Двое царберов приготовились записывать въезжающих на пергамент.
– Милослава, Карина и Зарина Варфоломеины, – отчеканила царевна. Пропустив вперед сестер, она перечислила остальных. – Ангелы Тома и Чапа. Дорофей и Порфирий Милославины.
Мужья царевны внесли Шурика.
– Крепостной Западной границы Щербак. Порван волками.
«Не лжесвидетельствуй!» – вспомнилась заповедь.
Ворота словно с болью в суставах отворились.
– Цекада. – Зарина обвела руками уходящий вдаль и закругляющийся там забор, словно объяснив этим что-то.
– Цикада?
При чем здесь невыносимо трещавшее по ночам насекомое?
– Царский караван-дворец, цэ ка дэ. Мы говорим – цекада.
Ясно, караван-сарай в местном антураже. По мне, так просто постоялый двор. Именно двор, где за оградой вдоль одной стены даже по запаху определялась конюшня, к другим лепились грубо сляпанные лачуги, перетекавшие одна в другую. Между конюшней и жильем дымила кухня, около нее торчал бревенчатый колодец с навесом. За жильем, перебивая ароматами кухню, располагалось отхожее место.
Зря я назвал домики жильем. Скорее, это были служебные помещения. Казарма, оружейная, склады.
Весь центр занимала огромная поляна-лежанка. Благородные первыми занимали место, сопровождавшие их низкорожденные располагались вокруг, как школьники на перемене вокруг нового гаджета. Мы последовали общему примеру.

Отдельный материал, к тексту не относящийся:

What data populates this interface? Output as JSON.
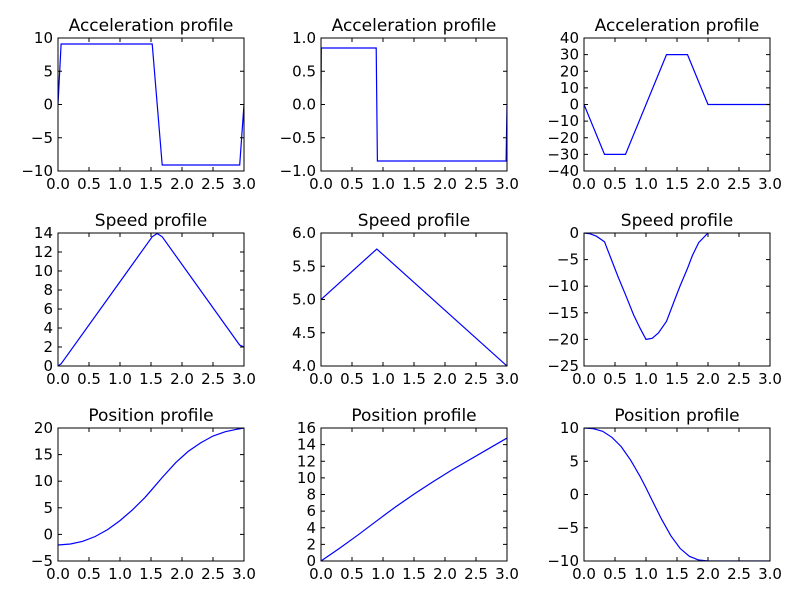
{
  "chart_data": [
    {
      "type": "line",
      "title": "Acceleration profile",
      "xlim": [
        0,
        3
      ],
      "ylim": [
        -10,
        10
      ],
      "xticks": [
        0,
        0.5,
        1,
        1.5,
        2,
        2.5,
        3
      ],
      "xtick_labels": [
        "0.0",
        "0.5",
        "1.0",
        "1.5",
        "2.0",
        "2.5",
        "3.0"
      ],
      "yticks": [
        -10,
        -5,
        0,
        5,
        10
      ],
      "ytick_labels": [
        "−10",
        "−5",
        "0",
        "5",
        "10"
      ],
      "series": [
        {
          "color": "#0000ff",
          "x": [
            0,
            0.05,
            1.52,
            1.68,
            2.93,
            3.0
          ],
          "y": [
            0,
            9.1,
            9.1,
            -9.1,
            -9.1,
            0
          ]
        }
      ]
    },
    {
      "type": "line",
      "title": "Acceleration profile",
      "xlim": [
        0,
        3
      ],
      "ylim": [
        -1,
        1
      ],
      "xticks": [
        0,
        0.5,
        1,
        1.5,
        2,
        2.5,
        3
      ],
      "xtick_labels": [
        "0.0",
        "0.5",
        "1.0",
        "1.5",
        "2.0",
        "2.5",
        "3.0"
      ],
      "yticks": [
        -1,
        -0.5,
        0,
        0.5,
        1
      ],
      "ytick_labels": [
        "−1.0",
        "−0.5",
        "0.0",
        "0.5",
        "1.0"
      ],
      "series": [
        {
          "color": "#0000ff",
          "x": [
            0,
            0.005,
            0.89,
            0.91,
            2.985,
            3.0
          ],
          "y": [
            0,
            0.85,
            0.85,
            -0.85,
            -0.85,
            0
          ]
        }
      ]
    },
    {
      "type": "line",
      "title": "Acceleration profile",
      "xlim": [
        0,
        3
      ],
      "ylim": [
        -40,
        40
      ],
      "xticks": [
        0,
        0.5,
        1,
        1.5,
        2,
        2.5,
        3
      ],
      "xtick_labels": [
        "0.0",
        "0.5",
        "1.0",
        "1.5",
        "2.0",
        "2.5",
        "3.0"
      ],
      "yticks": [
        -40,
        -30,
        -20,
        -10,
        0,
        10,
        20,
        30,
        40
      ],
      "ytick_labels": [
        "−40",
        "−30",
        "−20",
        "−10",
        "0",
        "10",
        "20",
        "30",
        "40"
      ],
      "series": [
        {
          "color": "#0000ff",
          "x": [
            0,
            0.33,
            0.67,
            1.33,
            1.67,
            2.0,
            3.0
          ],
          "y": [
            0,
            -30,
            -30,
            30,
            30,
            0,
            0
          ]
        }
      ]
    },
    {
      "type": "line",
      "title": "Speed profile",
      "xlim": [
        0,
        3
      ],
      "ylim": [
        0,
        14
      ],
      "xticks": [
        0,
        0.5,
        1,
        1.5,
        2,
        2.5,
        3
      ],
      "xtick_labels": [
        "0.0",
        "0.5",
        "1.0",
        "1.5",
        "2.0",
        "2.5",
        "3.0"
      ],
      "yticks": [
        0,
        2,
        4,
        6,
        8,
        10,
        12,
        14
      ],
      "ytick_labels": [
        "0",
        "2",
        "4",
        "6",
        "8",
        "10",
        "12",
        "14"
      ],
      "series": [
        {
          "color": "#0000ff",
          "x": [
            0,
            0.05,
            1.52,
            1.6,
            1.68,
            2.93,
            3.0
          ],
          "y": [
            0,
            0.23,
            13.6,
            13.95,
            13.6,
            2.2,
            2.0
          ]
        }
      ]
    },
    {
      "type": "line",
      "title": "Speed profile",
      "xlim": [
        0,
        3
      ],
      "ylim": [
        4,
        6
      ],
      "xticks": [
        0,
        0.5,
        1,
        1.5,
        2,
        2.5,
        3
      ],
      "xtick_labels": [
        "0.0",
        "0.5",
        "1.0",
        "1.5",
        "2.0",
        "2.5",
        "3.0"
      ],
      "yticks": [
        4,
        4.5,
        5,
        5.5,
        6
      ],
      "ytick_labels": [
        "4.0",
        "4.5",
        "5.0",
        "5.5",
        "6.0"
      ],
      "series": [
        {
          "color": "#0000ff",
          "x": [
            0,
            0.9,
            3.0
          ],
          "y": [
            5.0,
            5.76,
            4.0
          ]
        }
      ]
    },
    {
      "type": "line",
      "title": "Speed profile",
      "xlim": [
        0,
        3
      ],
      "ylim": [
        -25,
        0
      ],
      "xticks": [
        0,
        0.5,
        1,
        1.5,
        2,
        2.5,
        3
      ],
      "xtick_labels": [
        "0.0",
        "0.5",
        "1.0",
        "1.5",
        "2.0",
        "2.5",
        "3.0"
      ],
      "yticks": [
        -25,
        -20,
        -15,
        -10,
        -5,
        0
      ],
      "ytick_labels": [
        "−25",
        "−20",
        "−15",
        "−10",
        "−5",
        "0"
      ],
      "series": [
        {
          "color": "#0000ff",
          "x": [
            0,
            0.1,
            0.2,
            0.33,
            0.45,
            0.55,
            0.67,
            0.8,
            0.9,
            1.0,
            1.1,
            1.2,
            1.33,
            1.45,
            1.55,
            1.67,
            1.75,
            1.85,
            2.0
          ],
          "y": [
            0,
            -0.15,
            -0.6,
            -1.65,
            -5.25,
            -8.25,
            -11.6,
            -15.4,
            -17.8,
            -20.0,
            -19.8,
            -18.8,
            -16.6,
            -12.95,
            -9.95,
            -6.65,
            -4.2,
            -1.8,
            0
          ]
        }
      ]
    },
    {
      "type": "line",
      "title": "Position profile",
      "xlim": [
        0,
        3
      ],
      "ylim": [
        -5,
        20
      ],
      "xticks": [
        0,
        0.5,
        1,
        1.5,
        2,
        2.5,
        3
      ],
      "xtick_labels": [
        "0.0",
        "0.5",
        "1.0",
        "1.5",
        "2.0",
        "2.5",
        "3.0"
      ],
      "yticks": [
        -5,
        0,
        5,
        10,
        15,
        20
      ],
      "ytick_labels": [
        "−5",
        "0",
        "5",
        "10",
        "15",
        "20"
      ],
      "series": [
        {
          "color": "#0000ff",
          "x": [
            0,
            0.2,
            0.4,
            0.6,
            0.8,
            1.0,
            1.2,
            1.4,
            1.52,
            1.68,
            1.9,
            2.1,
            2.3,
            2.5,
            2.7,
            2.9,
            3.0
          ],
          "y": [
            -2.0,
            -1.8,
            -1.3,
            -0.4,
            0.9,
            2.6,
            4.6,
            6.9,
            8.5,
            10.7,
            13.5,
            15.6,
            17.2,
            18.5,
            19.3,
            19.8,
            20.0
          ]
        }
      ]
    },
    {
      "type": "line",
      "title": "Position profile",
      "xlim": [
        0,
        3
      ],
      "ylim": [
        0,
        16
      ],
      "xticks": [
        0,
        0.5,
        1,
        1.5,
        2,
        2.5,
        3
      ],
      "xtick_labels": [
        "0.0",
        "0.5",
        "1.0",
        "1.5",
        "2.0",
        "2.5",
        "3.0"
      ],
      "yticks": [
        0,
        2,
        4,
        6,
        8,
        10,
        12,
        14,
        16
      ],
      "ytick_labels": [
        "0",
        "2",
        "4",
        "6",
        "8",
        "10",
        "12",
        "14",
        "16"
      ],
      "series": [
        {
          "color": "#0000ff",
          "x": [
            0,
            0.3,
            0.6,
            0.9,
            1.2,
            1.5,
            1.8,
            2.1,
            2.4,
            2.7,
            3.0
          ],
          "y": [
            0,
            1.54,
            3.15,
            4.84,
            6.5,
            8.05,
            9.5,
            10.9,
            12.2,
            13.5,
            14.8
          ]
        }
      ]
    },
    {
      "type": "line",
      "title": "Position profile",
      "xlim": [
        0,
        3
      ],
      "ylim": [
        -10,
        10
      ],
      "xticks": [
        0,
        0.5,
        1,
        1.5,
        2,
        2.5,
        3
      ],
      "xtick_labels": [
        "0.0",
        "0.5",
        "1.0",
        "1.5",
        "2.0",
        "2.5",
        "3.0"
      ],
      "yticks": [
        -10,
        -5,
        0,
        5,
        10
      ],
      "ytick_labels": [
        "−10",
        "−5",
        "0",
        "5",
        "10"
      ],
      "series": [
        {
          "color": "#0000ff",
          "x": [
            0,
            0.15,
            0.3,
            0.45,
            0.6,
            0.75,
            0.9,
            1.0,
            1.1,
            1.25,
            1.4,
            1.55,
            1.7,
            1.85,
            2.0,
            3.0
          ],
          "y": [
            10,
            9.9,
            9.5,
            8.6,
            7.2,
            5.2,
            2.8,
            1.0,
            -0.9,
            -3.7,
            -6.2,
            -8.1,
            -9.3,
            -9.85,
            -10,
            -10
          ]
        }
      ]
    }
  ]
}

Удивительно, но среди ночевавших в цекаде, как и среди всех, встреченных в новом мире ранее, не было ни толстых, ни худых. Видимо, у хилых от местной жизни масса нарастает мышцами, а у жирных выплавляется.
– Милослава? – раздался удивленный оклик.
– Это Дарья, царисса школы и Грибных рощ, – заговорщицким шепотом сообщила Зарина. – Наша соседка.
– Кого вижу, Милослава, как выросла и похорошела!
– Доброго здравия, царисса Дарья.
Группа гуськом выдвинулась в ту сторону. Милослава, наш бравый караванщик, лавировала между лежавшими компаниями, как в свое время я на сочинском бесплатном пляже, с кем-то здоровалась, кого-то демонстративно игнорировала.
Перед цариссой все встали по струнке, едва каблуками не щелкнули.
Лет около сорока, чуточку дородная, но не настолько, чтобы выпирать из боевых доспехов. Илья Муромец в юбке. Впрочем, здесь все в юбке. Экипировка похожа на царевнину, но несравнимо богаче. Поножи и наручи уже сняты, остальное блистает, как только что выкованное. Нагрудная броня красиво обрисовывает немаленькие выпуклости. Оплечье могучее, многослойное, и вообще: в целом металла на цариссе раза в три больше, чем на тоненькой воинственной царевне. И главное отличие: желтая зубчатая корона по ободу шлема.